La dirompente scrittrice siciliana Silvana Grasso ha pubblicato un nuovo libro, “Il cuore a destra”, piccolo racconto edito da Le Farfalle. La stessa autrice lo ha raccontato a Palermo e il suo modus dicendi ha la stessa densità della sua scrittura. La Grasso, persona e personaggio allo stesso tempo, risulta imprevedibile, accattivante, estremamente schietta nel racconto di episodi privati e letterari; il modo di apparire e di parlare mostra un animo vibrante, appassionato, incessantemente inquieto.
Affascinanti le parole che descrivono la nascita di ogni sua opera: quel “prima del prima”, come dice l’autrice, in cui la scrittura avviene sulle unghie, mangiandole e torturandole a sangue per giorni e giorni, atto che rappresenta “la sorgiva, l’incisione, la ferita, la parola non contaminata dall’inchiostro, la parola abortita, la parola ingravidata, la miglior parola, quella che non leggerete mai”. Al lettore rimane lo scarto, la parola gettata e rigurgitata dalle mani dell’autrice che descrive se stessa come un Crono che divora i suoi figli, una madre snaturata per cui le opere sono creature inghiottite, vomitate, martoriate. Nasce un sanguinolento conflitto tra vita e morte che vede la scrittura come duello tra l’autore e le sue creature.
“Il cuore a destra”, intensissimo racconto redatto in sole tre ore, è l’ennesima scrittura di getto e senza ripensamenti dell’autrice; è la storia di Billonia, venditrice di “zoccoli galosce e polacchini per contadini”, nel paese di Spinasanta che, dopo la morte delle zie, cambia attività imprenditoriale, intraprendendone un’altra di consulenza stregonesca, muovendosi tra sacro e profano. Un’altra donna, la straniera Marìdda, turberà la vita della protagonista.
“Il cuore a destra”, bozzetto inquietante di vite interiori ed esteriori in una Sicilia tra immaginario e reale, rappresenta il congedo dell’autrice dalla caratterizzante commistione tra italiano e dialetto, “l’ultima abbuffata, l’ultima bulimia linguistica di quel tipo”. Il prossimo romanzo infatti, “Di pizzo rosa per favore”, atteso in autunno, cambia la fisionomia di Silvana Grasso che opera così “una bonifica della scrittura precedente”.

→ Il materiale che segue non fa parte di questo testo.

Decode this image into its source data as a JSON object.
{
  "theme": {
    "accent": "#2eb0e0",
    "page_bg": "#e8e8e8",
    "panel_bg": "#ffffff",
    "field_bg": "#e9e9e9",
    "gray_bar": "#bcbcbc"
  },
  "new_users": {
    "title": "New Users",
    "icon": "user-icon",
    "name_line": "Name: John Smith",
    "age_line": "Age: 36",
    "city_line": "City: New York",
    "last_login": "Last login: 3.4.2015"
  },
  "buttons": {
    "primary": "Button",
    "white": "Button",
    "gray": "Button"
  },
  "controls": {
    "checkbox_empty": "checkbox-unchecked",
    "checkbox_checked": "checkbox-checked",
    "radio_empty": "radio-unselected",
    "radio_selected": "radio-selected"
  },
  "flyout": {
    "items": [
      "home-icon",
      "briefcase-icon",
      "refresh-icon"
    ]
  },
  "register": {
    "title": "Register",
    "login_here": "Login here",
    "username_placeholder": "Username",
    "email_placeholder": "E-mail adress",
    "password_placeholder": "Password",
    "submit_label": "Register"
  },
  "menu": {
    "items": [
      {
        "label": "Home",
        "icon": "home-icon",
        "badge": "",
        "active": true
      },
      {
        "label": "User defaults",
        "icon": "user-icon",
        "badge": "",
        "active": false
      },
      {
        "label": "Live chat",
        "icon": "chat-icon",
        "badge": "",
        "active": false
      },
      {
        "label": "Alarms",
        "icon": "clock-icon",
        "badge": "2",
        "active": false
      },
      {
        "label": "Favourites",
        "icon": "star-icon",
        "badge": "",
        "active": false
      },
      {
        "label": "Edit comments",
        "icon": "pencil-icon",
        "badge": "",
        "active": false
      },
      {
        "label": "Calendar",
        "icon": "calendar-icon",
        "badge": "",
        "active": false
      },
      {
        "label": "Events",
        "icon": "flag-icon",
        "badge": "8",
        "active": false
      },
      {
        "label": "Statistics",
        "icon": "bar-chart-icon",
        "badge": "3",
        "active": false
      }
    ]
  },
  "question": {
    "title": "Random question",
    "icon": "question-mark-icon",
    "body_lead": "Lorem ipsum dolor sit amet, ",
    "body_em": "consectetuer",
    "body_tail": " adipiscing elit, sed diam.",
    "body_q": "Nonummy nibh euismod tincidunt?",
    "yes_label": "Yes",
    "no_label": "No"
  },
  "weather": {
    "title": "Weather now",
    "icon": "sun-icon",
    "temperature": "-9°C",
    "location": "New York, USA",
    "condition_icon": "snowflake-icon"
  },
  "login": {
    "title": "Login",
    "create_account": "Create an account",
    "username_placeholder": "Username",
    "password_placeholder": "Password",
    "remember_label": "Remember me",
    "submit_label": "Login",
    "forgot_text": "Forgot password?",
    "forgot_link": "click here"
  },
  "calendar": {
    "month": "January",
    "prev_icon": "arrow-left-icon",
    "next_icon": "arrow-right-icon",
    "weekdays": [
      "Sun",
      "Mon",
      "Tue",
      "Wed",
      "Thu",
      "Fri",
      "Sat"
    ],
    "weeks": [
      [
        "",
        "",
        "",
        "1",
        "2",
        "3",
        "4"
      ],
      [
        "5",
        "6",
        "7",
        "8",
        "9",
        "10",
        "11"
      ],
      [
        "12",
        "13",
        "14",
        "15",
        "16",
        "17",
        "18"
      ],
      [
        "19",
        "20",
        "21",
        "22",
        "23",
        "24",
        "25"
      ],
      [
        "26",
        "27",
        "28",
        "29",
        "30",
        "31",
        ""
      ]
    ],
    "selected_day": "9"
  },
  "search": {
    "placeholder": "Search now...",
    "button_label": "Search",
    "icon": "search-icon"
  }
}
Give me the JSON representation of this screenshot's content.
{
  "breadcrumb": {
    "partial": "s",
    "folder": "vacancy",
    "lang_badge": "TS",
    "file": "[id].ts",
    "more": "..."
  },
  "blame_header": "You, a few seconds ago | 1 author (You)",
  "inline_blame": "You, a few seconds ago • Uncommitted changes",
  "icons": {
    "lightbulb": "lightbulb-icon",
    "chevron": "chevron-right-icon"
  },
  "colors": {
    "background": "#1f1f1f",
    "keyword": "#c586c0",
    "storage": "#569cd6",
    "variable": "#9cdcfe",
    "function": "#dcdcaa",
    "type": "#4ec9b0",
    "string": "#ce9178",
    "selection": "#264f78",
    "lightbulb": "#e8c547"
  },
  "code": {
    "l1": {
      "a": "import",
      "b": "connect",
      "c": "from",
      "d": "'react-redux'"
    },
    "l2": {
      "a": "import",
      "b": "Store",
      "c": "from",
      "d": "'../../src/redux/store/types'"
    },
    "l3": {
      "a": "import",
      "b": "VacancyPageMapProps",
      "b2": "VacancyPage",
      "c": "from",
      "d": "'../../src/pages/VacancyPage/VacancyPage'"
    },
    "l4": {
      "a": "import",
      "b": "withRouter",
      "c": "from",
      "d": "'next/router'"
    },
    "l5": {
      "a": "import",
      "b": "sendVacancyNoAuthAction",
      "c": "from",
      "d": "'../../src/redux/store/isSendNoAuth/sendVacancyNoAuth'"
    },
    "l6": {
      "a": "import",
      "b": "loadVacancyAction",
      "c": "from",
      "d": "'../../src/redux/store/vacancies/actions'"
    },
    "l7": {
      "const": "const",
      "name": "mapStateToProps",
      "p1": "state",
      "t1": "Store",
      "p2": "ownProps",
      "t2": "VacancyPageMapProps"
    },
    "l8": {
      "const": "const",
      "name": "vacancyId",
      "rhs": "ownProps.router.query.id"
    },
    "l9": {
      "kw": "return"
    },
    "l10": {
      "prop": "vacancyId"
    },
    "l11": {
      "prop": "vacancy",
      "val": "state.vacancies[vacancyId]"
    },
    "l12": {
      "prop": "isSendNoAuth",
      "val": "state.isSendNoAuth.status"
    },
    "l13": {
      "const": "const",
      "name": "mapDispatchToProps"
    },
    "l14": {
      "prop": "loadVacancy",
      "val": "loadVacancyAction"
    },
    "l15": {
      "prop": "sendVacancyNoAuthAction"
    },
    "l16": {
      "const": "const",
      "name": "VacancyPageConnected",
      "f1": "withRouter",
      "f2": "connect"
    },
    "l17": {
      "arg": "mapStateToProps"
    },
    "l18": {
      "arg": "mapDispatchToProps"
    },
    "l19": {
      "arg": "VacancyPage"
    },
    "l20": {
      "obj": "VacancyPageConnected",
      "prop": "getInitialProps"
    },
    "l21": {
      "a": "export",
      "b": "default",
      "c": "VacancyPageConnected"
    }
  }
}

La parola dell’autrice, che sia scritta o parlata, tradisce un fortissimo senso identitario che lega la Grasso alla sua terra, ma quando le chiedo di parlarmi del suo rapporto con l’isola risponde: “Ho sempre vissuto in maniera talmente autistica, con pochissimo rapporto col territorio; non mi lascio invadere, contaminare. Potrei vivere in un atollo, a New York, a Gela, a Giarre; transito da un posto all’altro perché non assumo mai né le regole del posto, né le abitudini, né i richiami”.